The Lazy S dry kilns, designed by Ralph, Rob and Tony, have a steel structure and aluminum cladding with direct- fired propane heating. Each kiln has 75,000 board feet capacity. Loads pass through on cars that move on rail tracks.

"We dry to 19 percent moisture content or less," said Tony. The Lignomat system, controlled by the in-line moisture meters, automatically adjusts the drying schedule. "We only need to adjust the basic schedules on a seasonal basis," he said.

The new kilns will be operational by the fall. Steam will be vented through the end of the building, using fixed speed fan motors and heat exchangers to recycle some of the heat.

The control system supplied to Lazy S, a Lignomat LMS-16 G system, is fully automatic with in-line moisture meters. The same system also will be used to control the new kilns when they begin operating. (The dry kilns at the Columbia Cedar mill also are equipped with Lignomat controls.)

"The system can control a complex of up to 16 separate kilns and has two basic types of drying schedule, time or moisture," said Peter Brinsek, production manager at Lignomat’s factory in Portland, Ore.

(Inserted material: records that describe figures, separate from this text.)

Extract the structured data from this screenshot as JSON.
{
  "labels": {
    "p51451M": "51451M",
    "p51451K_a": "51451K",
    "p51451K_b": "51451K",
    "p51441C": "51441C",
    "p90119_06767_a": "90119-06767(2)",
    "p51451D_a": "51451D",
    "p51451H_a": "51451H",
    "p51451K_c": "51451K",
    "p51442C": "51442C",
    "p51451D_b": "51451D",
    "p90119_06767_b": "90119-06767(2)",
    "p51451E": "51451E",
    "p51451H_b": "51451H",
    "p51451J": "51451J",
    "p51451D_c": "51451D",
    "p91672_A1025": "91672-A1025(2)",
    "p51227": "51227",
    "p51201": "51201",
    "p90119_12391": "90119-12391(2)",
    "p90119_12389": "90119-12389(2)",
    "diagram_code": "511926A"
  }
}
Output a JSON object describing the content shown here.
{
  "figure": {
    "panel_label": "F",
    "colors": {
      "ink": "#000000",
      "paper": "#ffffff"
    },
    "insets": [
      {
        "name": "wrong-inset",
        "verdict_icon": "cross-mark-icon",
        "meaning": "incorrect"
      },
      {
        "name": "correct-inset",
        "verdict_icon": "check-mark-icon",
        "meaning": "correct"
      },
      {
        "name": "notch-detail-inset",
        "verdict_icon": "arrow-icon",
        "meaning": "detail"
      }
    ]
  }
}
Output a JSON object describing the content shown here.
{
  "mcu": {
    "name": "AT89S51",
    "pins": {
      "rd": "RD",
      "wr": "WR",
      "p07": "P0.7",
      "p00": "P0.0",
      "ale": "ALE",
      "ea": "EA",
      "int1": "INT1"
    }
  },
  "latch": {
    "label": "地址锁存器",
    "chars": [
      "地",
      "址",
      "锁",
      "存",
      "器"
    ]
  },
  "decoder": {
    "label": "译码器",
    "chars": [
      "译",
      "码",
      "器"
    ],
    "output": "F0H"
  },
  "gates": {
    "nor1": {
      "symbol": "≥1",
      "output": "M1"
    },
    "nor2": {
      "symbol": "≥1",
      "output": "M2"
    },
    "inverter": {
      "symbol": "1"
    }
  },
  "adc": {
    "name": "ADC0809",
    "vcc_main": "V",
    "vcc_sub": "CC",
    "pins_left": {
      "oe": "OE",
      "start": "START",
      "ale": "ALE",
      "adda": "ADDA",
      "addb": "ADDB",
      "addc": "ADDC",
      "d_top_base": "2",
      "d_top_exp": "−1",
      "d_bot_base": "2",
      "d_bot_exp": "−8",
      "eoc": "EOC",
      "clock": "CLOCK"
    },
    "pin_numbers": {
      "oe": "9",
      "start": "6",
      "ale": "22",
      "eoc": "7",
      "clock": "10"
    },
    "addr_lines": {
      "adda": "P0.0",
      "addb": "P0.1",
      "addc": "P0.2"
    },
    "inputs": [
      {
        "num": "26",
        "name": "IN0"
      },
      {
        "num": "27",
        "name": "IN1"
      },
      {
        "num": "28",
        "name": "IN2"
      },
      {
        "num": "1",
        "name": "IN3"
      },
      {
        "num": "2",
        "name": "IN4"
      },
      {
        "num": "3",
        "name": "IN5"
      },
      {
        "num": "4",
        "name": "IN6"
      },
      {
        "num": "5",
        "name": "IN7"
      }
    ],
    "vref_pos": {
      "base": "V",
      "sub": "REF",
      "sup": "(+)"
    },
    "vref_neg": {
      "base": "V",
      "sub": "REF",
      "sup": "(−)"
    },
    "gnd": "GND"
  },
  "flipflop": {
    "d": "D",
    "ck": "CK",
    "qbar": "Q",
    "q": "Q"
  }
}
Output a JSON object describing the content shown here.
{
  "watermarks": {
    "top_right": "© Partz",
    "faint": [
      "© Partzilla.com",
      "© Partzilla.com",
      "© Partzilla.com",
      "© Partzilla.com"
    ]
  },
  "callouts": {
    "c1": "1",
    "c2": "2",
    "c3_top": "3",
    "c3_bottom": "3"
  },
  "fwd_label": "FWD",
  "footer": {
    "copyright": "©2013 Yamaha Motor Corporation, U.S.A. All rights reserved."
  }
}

The Lignomat system at the Lazy S uses a personal computer as the user interface and an MP16 master controller. The control software runs in a user-friendly Windows program.

The system at Lazy S was installed two years ago and has been updated since then. The latest upgrade will enable it to control four kilns.

The Lignomat system features:

• Moisture sensors-transmitters (wireless battery operated) that convert analog values into digital at the point of measurement.

• Temperature sensors-receivers and receiver station, two for each kiln.

• KCU process control and input-output modules (microprocessor based), with one mounted on each kiln.

• Relay interface with discrete relays to operate fan motors and actuators.

• MP16 Master controller, single board programmable computer.

• Graphical operator interface, running on a personal computer in a Windows based program. This allows the operator to run the kilns in manual or fully automatic mode, with error notification and drying status using a graphic display on the personal computer.

• Software package, customized to mill requirements with schedule editor, drying history, options to jump, link or hold schedule, export to spreadsheet etc.

Drying Process

The Lazy S drying schedules are controlled automatically by an in-kiln measuring system. The operator places wireless battery powered moisture sensors in the lumber stack before drying starts (six normally are used), and the sensors transmit readings to two receivers mounted on each side of the kiln. The receivers are wired to the kiln control unit (KCU) using high temperature rated cable — the only cable that enters the kiln. A separate KCU is used for each kiln, and they are connected to the central MP16 master controller. This is a single board computer that is programmable to suit each kiln’s individual parameters. The operator can monitor the drying process and kiln status from the interface personal computer. A buzzer will sound to alert the operator if the temperature increases too much.

The Lignomat in-line moisture meters use a patented dual frequency measuring method that is not dependant on lumber density. The system at the Lazy S has
a three-dimensional graphical display
that shows moisture values in accordance with the position of each package in the kiln. Data from the kiln control program may be transferred to other database programs, and management and performance reports are available to monitor the entire kiln operation.

Lignomat has sold more than 3,000 computerized kiln controllers to sawmills all over the world for drying all kinds of softwoods and hardwoods.